There are, after all, several other key Labour policies that are being protested against on that website (ID cards, for example) and they haven’t attracted nearly as much traffic.
Simon, thanks for the compliment and for passing the word. I thought the stats were pretty funny as they indicate that older people in the south are really up in arms about this issue. I mentioned Hotmail in my post, but should mention that 21.11% of visits came from web based email services.
Cheers, Heather
Simon, I posted a bit on this too at eDemocracy Update. I made the point that the inclusion of Hotmail as the fourth largest referrer seems to reinforce the fact that there was a (misleading?) email based campaign under-way to dive up signatories. Heather’s comment aboce goes even further to reinforce this.

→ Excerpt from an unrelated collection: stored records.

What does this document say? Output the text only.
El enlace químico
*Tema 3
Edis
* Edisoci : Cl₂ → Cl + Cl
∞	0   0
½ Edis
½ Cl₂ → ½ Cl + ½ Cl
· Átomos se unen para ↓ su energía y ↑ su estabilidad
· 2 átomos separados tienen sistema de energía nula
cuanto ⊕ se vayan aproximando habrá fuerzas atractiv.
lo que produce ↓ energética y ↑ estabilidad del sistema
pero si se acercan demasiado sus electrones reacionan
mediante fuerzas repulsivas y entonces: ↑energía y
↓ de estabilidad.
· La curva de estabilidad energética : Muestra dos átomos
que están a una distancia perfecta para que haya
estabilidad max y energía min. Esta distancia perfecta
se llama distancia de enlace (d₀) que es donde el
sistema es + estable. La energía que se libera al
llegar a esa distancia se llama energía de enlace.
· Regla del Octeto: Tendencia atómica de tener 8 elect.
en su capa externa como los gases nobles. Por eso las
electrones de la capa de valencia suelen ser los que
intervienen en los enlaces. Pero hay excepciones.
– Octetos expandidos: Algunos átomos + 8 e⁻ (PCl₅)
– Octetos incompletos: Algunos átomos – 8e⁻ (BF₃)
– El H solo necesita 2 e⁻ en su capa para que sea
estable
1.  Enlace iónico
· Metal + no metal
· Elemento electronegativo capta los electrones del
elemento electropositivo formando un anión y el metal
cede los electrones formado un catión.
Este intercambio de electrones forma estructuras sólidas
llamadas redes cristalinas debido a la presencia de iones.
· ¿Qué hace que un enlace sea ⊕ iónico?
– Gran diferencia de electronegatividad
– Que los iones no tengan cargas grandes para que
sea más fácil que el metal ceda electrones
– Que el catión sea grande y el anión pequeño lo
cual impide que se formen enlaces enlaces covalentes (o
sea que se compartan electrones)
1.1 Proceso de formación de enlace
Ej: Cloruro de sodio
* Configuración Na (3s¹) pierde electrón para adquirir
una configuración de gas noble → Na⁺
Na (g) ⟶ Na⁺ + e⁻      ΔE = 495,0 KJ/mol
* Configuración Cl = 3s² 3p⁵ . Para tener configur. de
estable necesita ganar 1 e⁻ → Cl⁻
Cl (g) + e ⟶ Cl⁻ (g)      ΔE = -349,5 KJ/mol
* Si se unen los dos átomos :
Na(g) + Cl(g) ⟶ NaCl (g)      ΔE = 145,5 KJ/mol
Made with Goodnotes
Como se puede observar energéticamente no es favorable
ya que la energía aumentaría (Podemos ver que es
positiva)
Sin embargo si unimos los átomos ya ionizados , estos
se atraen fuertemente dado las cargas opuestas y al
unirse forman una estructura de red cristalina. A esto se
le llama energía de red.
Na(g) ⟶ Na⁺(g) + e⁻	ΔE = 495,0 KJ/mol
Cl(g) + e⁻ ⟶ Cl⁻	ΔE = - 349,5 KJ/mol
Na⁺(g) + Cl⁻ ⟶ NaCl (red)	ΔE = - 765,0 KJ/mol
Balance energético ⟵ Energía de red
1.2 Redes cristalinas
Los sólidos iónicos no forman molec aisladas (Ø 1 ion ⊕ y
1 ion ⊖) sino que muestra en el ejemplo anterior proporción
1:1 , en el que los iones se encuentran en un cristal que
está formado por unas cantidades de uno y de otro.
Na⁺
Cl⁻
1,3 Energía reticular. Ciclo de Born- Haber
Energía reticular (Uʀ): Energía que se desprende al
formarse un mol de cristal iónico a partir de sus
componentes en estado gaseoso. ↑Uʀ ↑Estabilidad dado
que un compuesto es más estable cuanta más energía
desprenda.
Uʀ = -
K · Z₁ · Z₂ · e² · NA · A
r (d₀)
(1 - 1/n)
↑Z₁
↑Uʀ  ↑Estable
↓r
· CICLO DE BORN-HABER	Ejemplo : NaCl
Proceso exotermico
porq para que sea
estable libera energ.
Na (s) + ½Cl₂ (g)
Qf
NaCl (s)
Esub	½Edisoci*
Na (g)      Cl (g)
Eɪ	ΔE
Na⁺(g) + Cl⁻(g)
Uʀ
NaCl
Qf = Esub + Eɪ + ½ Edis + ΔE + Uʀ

Hang on a minute. Why the assumption that an email campaign would be misleading? Has anyone here seen an email? I know I haven’t.
A lot of people don’t want road pricing. Ordinary everyday people.
They might well want less global warming and congestion, but road pricing’s really a pretty bad idea. The 4×4 people will probably benefit from it as it’s not based on fuel consumption or carbon generation, but it’d be hugely expensive to administer and is very bad for people who genuinely do need their cars at peak times. Surely we can come up with something a little less brainless?